Before anyone figured out what was going on, it was too late.
She remembered the pyre out in the desert, black smoke belching into the morning sky. Father Garcia was there, reading mad-eyed from Proverbs: there are those whose teeth are swords, whose fangs are knives, to devour the poor from off the earth, the needy from mankind! A sweet, cloying smell hung in the air like a shroud. A dozen bodies lay stacked in the flames, including two of Abigail’s sisters, one of her sisters’ husbands, and her father. Only ten or so villagers had come to witness the expiation. Many times more lay shut up in their homes, already sick and hiding from the sun.

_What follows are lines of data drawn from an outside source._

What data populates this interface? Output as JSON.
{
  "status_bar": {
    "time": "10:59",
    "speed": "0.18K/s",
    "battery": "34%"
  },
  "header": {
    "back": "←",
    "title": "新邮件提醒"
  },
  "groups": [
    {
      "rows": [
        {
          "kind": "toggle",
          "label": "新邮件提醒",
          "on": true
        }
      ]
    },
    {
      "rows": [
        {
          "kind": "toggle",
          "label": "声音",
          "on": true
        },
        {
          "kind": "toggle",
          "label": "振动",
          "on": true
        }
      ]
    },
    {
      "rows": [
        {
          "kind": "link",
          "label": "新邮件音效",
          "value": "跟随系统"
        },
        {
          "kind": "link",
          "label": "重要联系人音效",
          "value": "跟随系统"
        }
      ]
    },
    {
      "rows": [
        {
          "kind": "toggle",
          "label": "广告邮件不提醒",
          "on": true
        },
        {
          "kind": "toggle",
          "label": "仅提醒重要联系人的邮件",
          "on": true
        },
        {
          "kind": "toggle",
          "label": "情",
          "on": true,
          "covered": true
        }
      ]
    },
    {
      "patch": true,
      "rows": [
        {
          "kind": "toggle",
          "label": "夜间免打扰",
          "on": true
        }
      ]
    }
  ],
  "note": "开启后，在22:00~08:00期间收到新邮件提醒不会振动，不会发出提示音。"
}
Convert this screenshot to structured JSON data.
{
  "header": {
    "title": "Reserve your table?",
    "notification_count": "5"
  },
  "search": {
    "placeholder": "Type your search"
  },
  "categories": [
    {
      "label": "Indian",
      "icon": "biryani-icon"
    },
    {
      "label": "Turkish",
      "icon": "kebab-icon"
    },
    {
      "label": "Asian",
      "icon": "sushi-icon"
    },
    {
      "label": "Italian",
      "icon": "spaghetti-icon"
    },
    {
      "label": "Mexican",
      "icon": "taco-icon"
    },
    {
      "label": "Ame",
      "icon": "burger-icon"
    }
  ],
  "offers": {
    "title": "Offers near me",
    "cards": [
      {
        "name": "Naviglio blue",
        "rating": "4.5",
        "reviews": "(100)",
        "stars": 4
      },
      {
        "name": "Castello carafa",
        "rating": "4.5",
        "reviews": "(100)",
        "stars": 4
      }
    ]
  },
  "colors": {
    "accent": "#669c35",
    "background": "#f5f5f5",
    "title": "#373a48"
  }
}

Abigail made it to the fire, but she didn’t last long. The Breton had been to her too, in the small hours of night, and now the daylight was a thousand weasels nibbling at her flesh. Before long, she feared her skin would begin to smoke.
She trudged back up the stony path toward her father’s house. She intended to crawl under her bed and wait until nightfall.
Father Garcia’s words, high and terrified, crawled after her:
The leech has two daughters: Give and Give. Three things are never satisfied, four never say enough…
#
Craig Mellick.
Luckily, he didn’t live far. She knew this because of what he had done to Katie. They were linked now in ways he couldn’t imagine, bound together by threads of dark energy and gummy tendrils of dark matter. And now—because of the touch—Katie was linked to Abigail. They formed a chain, her at one end and Craig at the other.
His house was off Third and Marble, not far from the brewpub. There were still a few people lingering on the patio when she rode by. Music blasted from speakers: AC/DC, she thought, but there was too much thumping bass to be sure. Albuquerque, as always, was a relic from the past. Just like her.
It was all to the good, though. It meant it hadn’t gotten too late. She would have plenty of time. Sunrise was still hours away.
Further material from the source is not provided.